W- 2025 yılından bekletenlerinizi alırken vizyonel hedeflerinizi de alabilir miyiz?
B.T.-Yılların bir önemi yok. Ben şunu bilir, şunu söylerim. Uçaklar pistte ilerlerken belirli bir hıza yani “take off” seviyesine ulaştıklarında havalanırlar ve o andan itibaren başka bir boyuta geçerler. Türkiye kadar pistte bu kadar uzun yol kat edip, “take off” noktasına geldiği halde bir türlü havalanamayıp hala pistte yol alan başkaca bir ülke göremiyorum. İnşallah 2025 o yıl olsun dilerim.

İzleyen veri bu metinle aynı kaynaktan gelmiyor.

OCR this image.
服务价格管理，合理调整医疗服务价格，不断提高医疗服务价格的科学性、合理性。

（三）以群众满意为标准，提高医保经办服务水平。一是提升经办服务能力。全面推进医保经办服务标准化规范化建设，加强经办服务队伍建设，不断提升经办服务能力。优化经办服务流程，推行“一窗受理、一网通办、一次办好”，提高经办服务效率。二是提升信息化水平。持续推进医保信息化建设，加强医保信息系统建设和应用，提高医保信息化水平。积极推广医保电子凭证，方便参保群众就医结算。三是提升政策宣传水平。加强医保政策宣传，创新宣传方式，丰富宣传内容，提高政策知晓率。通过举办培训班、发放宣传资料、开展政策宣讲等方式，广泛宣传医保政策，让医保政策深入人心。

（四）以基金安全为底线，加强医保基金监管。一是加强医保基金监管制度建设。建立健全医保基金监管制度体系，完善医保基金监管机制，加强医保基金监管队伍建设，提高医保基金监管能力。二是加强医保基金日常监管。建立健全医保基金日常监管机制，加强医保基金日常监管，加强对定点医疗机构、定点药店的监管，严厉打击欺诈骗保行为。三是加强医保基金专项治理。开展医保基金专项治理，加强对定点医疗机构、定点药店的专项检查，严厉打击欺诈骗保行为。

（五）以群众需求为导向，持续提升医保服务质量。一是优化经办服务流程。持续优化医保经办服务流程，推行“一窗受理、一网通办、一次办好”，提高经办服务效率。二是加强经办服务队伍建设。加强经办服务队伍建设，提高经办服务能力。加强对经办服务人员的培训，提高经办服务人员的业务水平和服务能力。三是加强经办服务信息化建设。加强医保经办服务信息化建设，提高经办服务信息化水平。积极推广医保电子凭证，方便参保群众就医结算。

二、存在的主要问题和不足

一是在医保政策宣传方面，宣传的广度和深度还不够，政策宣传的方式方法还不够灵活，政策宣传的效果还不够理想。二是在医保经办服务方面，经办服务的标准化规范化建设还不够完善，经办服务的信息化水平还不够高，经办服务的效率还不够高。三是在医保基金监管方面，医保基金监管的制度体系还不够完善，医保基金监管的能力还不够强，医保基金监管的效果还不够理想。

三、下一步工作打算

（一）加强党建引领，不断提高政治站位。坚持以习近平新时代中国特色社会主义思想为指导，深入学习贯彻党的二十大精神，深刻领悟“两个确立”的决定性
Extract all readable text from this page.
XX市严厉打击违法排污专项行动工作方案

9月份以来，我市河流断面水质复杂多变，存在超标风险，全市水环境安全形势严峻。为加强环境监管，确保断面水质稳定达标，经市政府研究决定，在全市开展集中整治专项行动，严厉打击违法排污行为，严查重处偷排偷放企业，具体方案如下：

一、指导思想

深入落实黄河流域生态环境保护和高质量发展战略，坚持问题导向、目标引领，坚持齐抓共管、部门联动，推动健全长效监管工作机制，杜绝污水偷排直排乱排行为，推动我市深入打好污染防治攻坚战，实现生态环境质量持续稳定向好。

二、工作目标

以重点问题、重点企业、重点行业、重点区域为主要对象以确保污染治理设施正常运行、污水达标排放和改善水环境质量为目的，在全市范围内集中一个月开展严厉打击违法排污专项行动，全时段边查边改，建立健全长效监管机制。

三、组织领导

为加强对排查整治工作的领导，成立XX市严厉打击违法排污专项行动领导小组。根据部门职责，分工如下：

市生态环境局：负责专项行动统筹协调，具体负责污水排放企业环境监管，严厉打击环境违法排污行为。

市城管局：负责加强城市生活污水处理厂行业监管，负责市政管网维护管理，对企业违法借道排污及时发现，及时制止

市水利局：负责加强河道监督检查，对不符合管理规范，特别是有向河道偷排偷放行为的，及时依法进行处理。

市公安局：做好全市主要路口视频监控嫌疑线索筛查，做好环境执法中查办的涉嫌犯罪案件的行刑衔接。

Bir akademisyen olarak 30 yıldır hizmet ettiğim üniversiteme idari olarak da hizmet etmek gibi bir vizyonum baki. Bildiğiniz gibi Anayasa Mahkemesi seçimsiz rektör adayı belirlenmesi yöntemini iptal etti. Üniversitemde yapılacak ilk rektörlük seçiminde aday olacağım. Seçim süreçlerini çok önemli buluyorum. Seçim süreçleri üniversitemiz nerede? aslında nerede olmalı? o halde ne yapmalı? sorularının üniversitenin kendi kendisine sorduğu ve cevap aradığı istişari bir süreç oluyor. Bunun kıymetini bilmek lazım.
Cumhuriyetin bir köylü çocuğuna sağlamış olduğu imkanların karşılığını ödemek bakımından mesleğime dayalı hizmeti yetersiz buluyorum. Daha fazlasını yapma arzum ise bir şarta bağlı değildir. Bana şu makam verilirse iyi hizmet ederim gibi bir bekleme yapmadan, elime ve önüme gelen her fırsatı hizmete çevirmek çabası içindeyim. Örneğin, başkanlığını yaptığım Pamukkale Sağlık Eğitim Vakfının (PASVAK), Denizli merkezde, 20 yıldır üç kap sıcak yemeği 2500 civarında ihtiyaç sahibinin kapısına sefer tasları ile bırakan, Denizli’ye has, her türlü siyasi, ticari ve ideolojik konulardan bağımsız ve bağlantısız bir sosyal yardımlaşma kurumu. Denizli’nin merkezinden taşarak, Çal-Bekilli İlçeleri ile başlayan hizmeti ilçelere uzatma çabamız, 2025 yılında Babadağ ve Tavas-Kızılcabölük ile devam edecektir. Allah’ın bizlere nasip ettiği maddiyat, zaman ve aklın zekatını içinde yaşadığımız toplumla paylaşmanın hazzı hiç bir makam ile değişilmez.
Size ve okurlara mutlu ve sağlıklı bir yeni yıl dilerim.
W- Sevgili Hocam Kıymetli Başkanım değerli görüşlerinizi paylaştığınız için teşekkür ederiz.